Стояла средина августа, чувствовалось приближение осени. Она еще не вступила в права свои, не обожгла докрасна своим холодным дыханием зеленой листвы, не потянула холодом в воздухе, но солнце в полдень становилось ниже, чаще на небо набегали тучи, поспели яблоки в саду, в лесу сошла земляника и запахло грибами.
Изредка по дороге ветер подхватывал и нес маленький бледно-желтый листок, поля были убраны, и вместо волновавшегося золотистыми отблесками хлеба щетинилась черная пажить, точно шире вытянувшаяся, чтобы отдохнуть после летней страды.
Софья Семеновна сидела у себя у окна, тасуя карты, и слушала обычный утренний доклад Секлетеи. Та с неизменно сложенными руками, откинув голову набок, стояла перед нею, словно прислушиваясь к отдаленной неведомой сладостной музыке.
— Ты слышала, что покойный граф Горский оставил все свое наследство Надежде Константиновне? — спросила Софья Семеновна.
— Слышала, — ответила Секлетея.
— Слушай, мать моя, ты ничего не болтала?
— А кому мне болтать, матушка?
— То-то кому!.. А впрочем, как сделалось, так и сделалось. Я тебя только из любопытства спрашиваю.
— Никому я ничего не говорила, как дала зарок тогда вам, так и молчала.
— Ну, а как же по-твоему, Надежда Константиновна догадывается или нет?
— Я так примечаю, что будто они посерьезнее стали… может, какие догадки и имеют с женихом.
— И мне в последнее время она странной кажется: ласковее еще, почтительнее и нежнее ко мне, а все как-то иначе… Точно все спросить хочет и не решается.
— Вы бы сами сказали.
— Не моя тут воля, Секлетея. Мне путаться не следует.
Секлетея степенно положила крестное знамение и проговорила:
— Конечно, как думаете лучше.
— Я думаю, если нужно, так Наденька и помимо меня узнает, нам же вступаться грех.
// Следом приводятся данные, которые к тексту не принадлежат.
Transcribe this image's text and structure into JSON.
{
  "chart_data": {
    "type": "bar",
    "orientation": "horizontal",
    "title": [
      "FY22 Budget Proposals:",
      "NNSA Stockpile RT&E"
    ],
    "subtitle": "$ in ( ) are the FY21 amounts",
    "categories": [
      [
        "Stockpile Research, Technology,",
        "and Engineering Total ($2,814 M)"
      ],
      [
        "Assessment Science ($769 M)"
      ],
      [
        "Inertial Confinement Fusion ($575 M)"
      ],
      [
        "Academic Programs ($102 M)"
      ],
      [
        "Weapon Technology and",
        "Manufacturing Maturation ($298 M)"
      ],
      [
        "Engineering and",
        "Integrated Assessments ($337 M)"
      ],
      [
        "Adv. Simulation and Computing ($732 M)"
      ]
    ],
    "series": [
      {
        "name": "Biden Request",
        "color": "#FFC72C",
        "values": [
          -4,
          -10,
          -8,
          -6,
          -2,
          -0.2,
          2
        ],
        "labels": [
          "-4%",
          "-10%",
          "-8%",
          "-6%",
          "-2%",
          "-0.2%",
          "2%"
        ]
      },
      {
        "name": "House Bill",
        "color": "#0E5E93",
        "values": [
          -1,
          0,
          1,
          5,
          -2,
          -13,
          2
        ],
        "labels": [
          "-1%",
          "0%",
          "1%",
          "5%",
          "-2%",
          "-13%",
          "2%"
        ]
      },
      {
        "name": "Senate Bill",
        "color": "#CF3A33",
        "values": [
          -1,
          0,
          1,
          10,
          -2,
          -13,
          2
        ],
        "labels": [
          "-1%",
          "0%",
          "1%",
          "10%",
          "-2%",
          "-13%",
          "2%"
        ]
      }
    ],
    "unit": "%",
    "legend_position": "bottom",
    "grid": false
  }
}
Так вот я и хотела сказать тебе, что вступаться нам считаю грехом и ты молчи по-прежнему.
— Слушаю-с!
— Господин Алтуфьев приехал?
— Приехали. Сейчас, наверно, к вам придут.
Обыкновенно Алтуфьев приезжал с утра во Власьево. Надя встречала его, и они вместе шли во флигель к Софье Семеновне. На этот раз последняя увидела, что Григорий Алексеевич идет к ней один.
— Вот они! — показала Секлетея.
— Вижу. Ступай!
Алтуфьев вошел с книгой в руках.
— А Надя? — спросила Софья Семеновна.
— Я сказал, что один пойду к вам. Мне надо спросить у вас, Софья Семеновна…
Власьева закрыла глаза и кивнула головой, что готова, дескать, отвечать.
— Вчера мы с Надей ездили в Спасское, — заговорил Григорий Алексеевич.
— Знаю.
— И вчера ни она, ни я не решились беспокоить вас.
— Ну?
— Вчера в Спасском мы обходили старый дом и зашли в спальню, где умер покойный граф. Там все было, как в день его смерти, и лампадка теплилась у образа, а против кровати, на стуле, стоял портрет графини. Мы вошли, остановились. Вдруг старик-лакей спрашивает Надю: "А портрет графини, вашей матушки, прикажите здесь оставить или к вам во Власьево отвезти?"
— Он спросил это?
— Да.
— Ну, а Надя?
— Она посмотрела на меня и заплакала.
— А старика-лакея вы не спросили, кто велел ему сказать это?
— Старый человек, который приезжал перед смертью графа.
— Какой старый человек?
— Овинский.
— А сам Овинский где теперь?
— Не знаю. Он уехал в день смерти графа. Потом я посылал разыскивать его в Москву.
— Зачем?
— Он увез свои часы, и вместе с ними исчез кусок пергамента, который граф держал в руках мертвый. Овинский, вероятно, увез его.
— И не нашли его?
— Нет. Старого часовщика, с тех пор как он уехал в Спасское, никто не видел в Москве.
— Так Овинский, уезжая, велел лакею спросить Надю о портрете?
— Да.
— Ее, значит, воля. Хорошо, призовите Надю! — и Софья Семеновна протянула руку к книге, которую принес Алтуфьев.
— Это — книга о розенкрейцерах, помните, вы мне дали ее, — сказал Алтуфьев. — Вот что: если можно, подарите ее мне.
Софья Семеновна кивнула в знак согласия.
— Так идите за Надей и возвращайтесь с нею.